The Parabolic SAR (Stop and Reverse) places dots above or below price to indicate the current trend direction and potential trailing stop levels.
How it works
SAR accelerates toward price over time. Parameters control how quickly the dots catch up:
- Start — Initial acceleration factor (default 0.02)
- Increment — Step increase on each new extreme (default 0.02)
- Maximum — Cap on acceleration (default 0.2)
When price crosses the SAR dots, the indicator flips to the other side of price, suggesting a trend reversal.
Formula
On an uptrend, SAR rises toward price:
SAR_t = SAR_{t−1} + AF × (EP − SAR_{t−1})
EP = extreme high since the uptrend started.
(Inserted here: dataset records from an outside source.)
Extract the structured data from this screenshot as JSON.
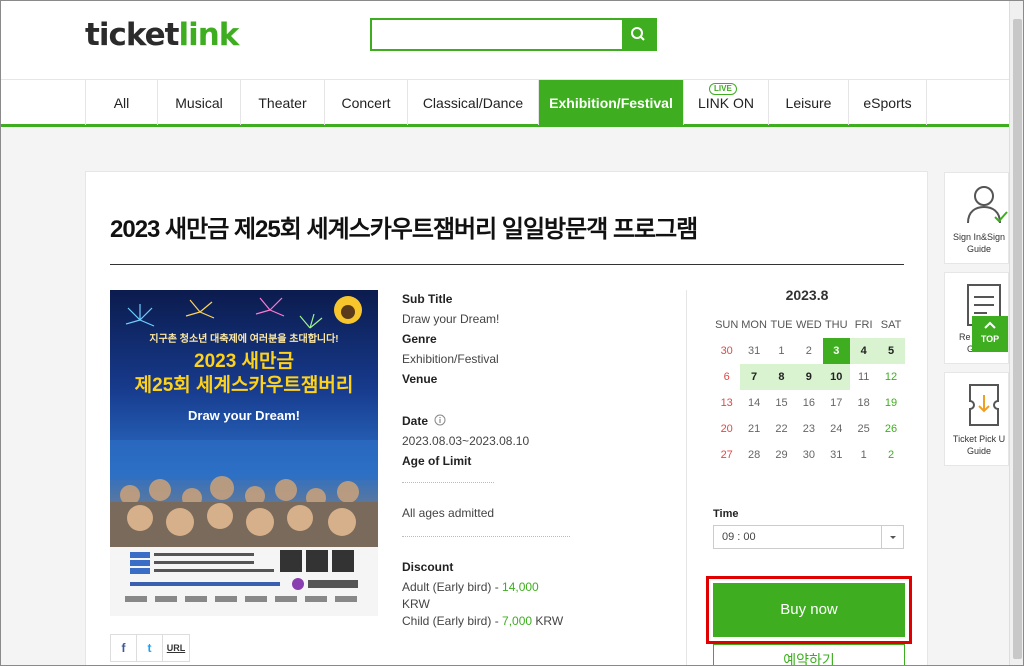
{
  "header": {
    "logo_a": "ticket",
    "logo_b": "link",
    "search_placeholder": ""
  },
  "nav": {
    "items": [
      {
        "label": "All"
      },
      {
        "label": "Musical"
      },
      {
        "label": "Theater"
      },
      {
        "label": "Concert"
      },
      {
        "label": "Classical/Dance"
      },
      {
        "label": "Exhibition/Festival"
      },
      {
        "label": "LINK ON",
        "badge": "LIVE"
      },
      {
        "label": "Leisure"
      },
      {
        "label": "eSports"
      }
    ],
    "active": "Exhibition/Festival"
  },
  "event": {
    "title": "2023 새만금 제25회 세계스카우트잼버리 일일방문객 프로그램",
    "poster": {
      "line1": "지구촌 청소년 대축제에 여러분을 초대합니다!",
      "line2": "2023 새만금",
      "line3": "제25회 세계스카우트잼버리",
      "line4": "Draw your Dream!"
    },
    "subtitle_label": "Sub Title",
    "subtitle_value": "Draw your Dream!",
    "genre_label": "Genre",
    "genre_value": "Exhibition/Festival",
    "venue_label": "Venue",
    "date_label": "Date",
    "date_value": "2023.08.03~2023.08.10",
    "age_label": "Age of Limit",
    "age_value": "All ages admitted",
    "discount_label": "Discount",
    "discount_1_prefix": "Adult (Early bird) - ",
    "discount_1_price": "14,000",
    "discount_1_unit": "KRW",
    "discount_2_prefix": "Child (Early bird) - ",
    "discount_2_price": "7,000",
    "discount_2_unit": " KRW"
  },
  "share": {
    "facebook": "f",
    "twitter": "t",
    "url": "URL"
  },
  "calendar": {
    "month_label": "2023.8",
    "weekdays": [
      "SUN",
      "MON",
      "TUE",
      "WED",
      "THU",
      "FRI",
      "SAT"
    ],
    "weeks": [
      [
        "30",
        "31",
        "1",
        "2",
        "3",
        "4",
        "5"
      ],
      [
        "6",
        "7",
        "8",
        "9",
        "10",
        "11",
        "12"
      ],
      [
        "13",
        "14",
        "15",
        "16",
        "17",
        "18",
        "19"
      ],
      [
        "20",
        "21",
        "22",
        "23",
        "24",
        "25",
        "26"
      ],
      [
        "27",
        "28",
        "29",
        "30",
        "31",
        "1",
        "2"
      ]
    ],
    "selected_day": "3",
    "available_days": [
      "3",
      "4",
      "5",
      "7",
      "8",
      "9",
      "10"
    ]
  },
  "booking": {
    "time_label": "Time",
    "time_value": "09 : 00",
    "buy_label": "Buy now",
    "reserve_label": "예약하기"
  },
  "side": {
    "guide_1": "Sign In&Sign Up Guide",
    "guide_1_line1": "Sign In&Sign",
    "guide_1_line2": "Guide",
    "guide_2_line1": "Re",
    "guide_2_line2": "Guide",
    "guide_3_line1": "Ticket Pick U",
    "guide_3_line2": "Guide",
    "top_label": "TOP"
  },
  "colors": {
    "brand": "#3eae20",
    "highlight": "#e00000",
    "sunday": "#e24848"
  }
}
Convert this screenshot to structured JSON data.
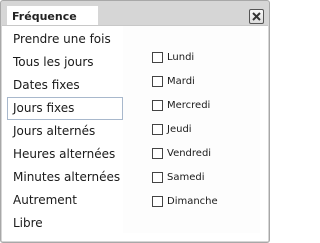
{
  "tab": {
    "label": "Fréquence"
  },
  "close": {
    "icon": "close-icon"
  },
  "menu": {
    "items": [
      "Prendre une fois",
      "Tous les jours",
      "Dates fixes",
      "Jours fixes",
      "Jours alternés",
      "Heures alternées",
      "Minutes alternées",
      "Autrement",
      "Libre"
    ],
    "selected": "Jours fixes"
  },
  "days": [
    "Lundi",
    "Mardi",
    "Mercredi",
    "Jeudi",
    "Vendredi",
    "Samedi",
    "Dimanche"
  ],
  "colors": {
    "frame": "#d6d6d6",
    "selected_border": "#a8b8cc"
  }
}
AF (acceleration factor) starts at start (default 0.02), increases by increment (0.02) on each new high, capped at maximum (0.2). When price crosses SAR, AF resets and SAR flips to the other side; the downtrend formula mirrors with the extreme low.
How traders use SAR
- Dots below price — Uptrend / bullish bias
- Dots above price — Downtrend / bearish bias
- Trailing stop — Some traders move stops to SAR levels in trending markets
SAR performs poorly in choppy, sideways markets because flips generate frequent whipsaws.
In dogabot
The Parabolic SAR rule emits:
- Buy when price is above SAR
- Sell when price is below SAR
Example
In an uptrend on BTC/USDT 1h, SAR dots sit below price at $95,800 while close is $96,400. The Parabolic SAR rule reads that as buy. After a sharp drop, dots flipping above price would lean sell.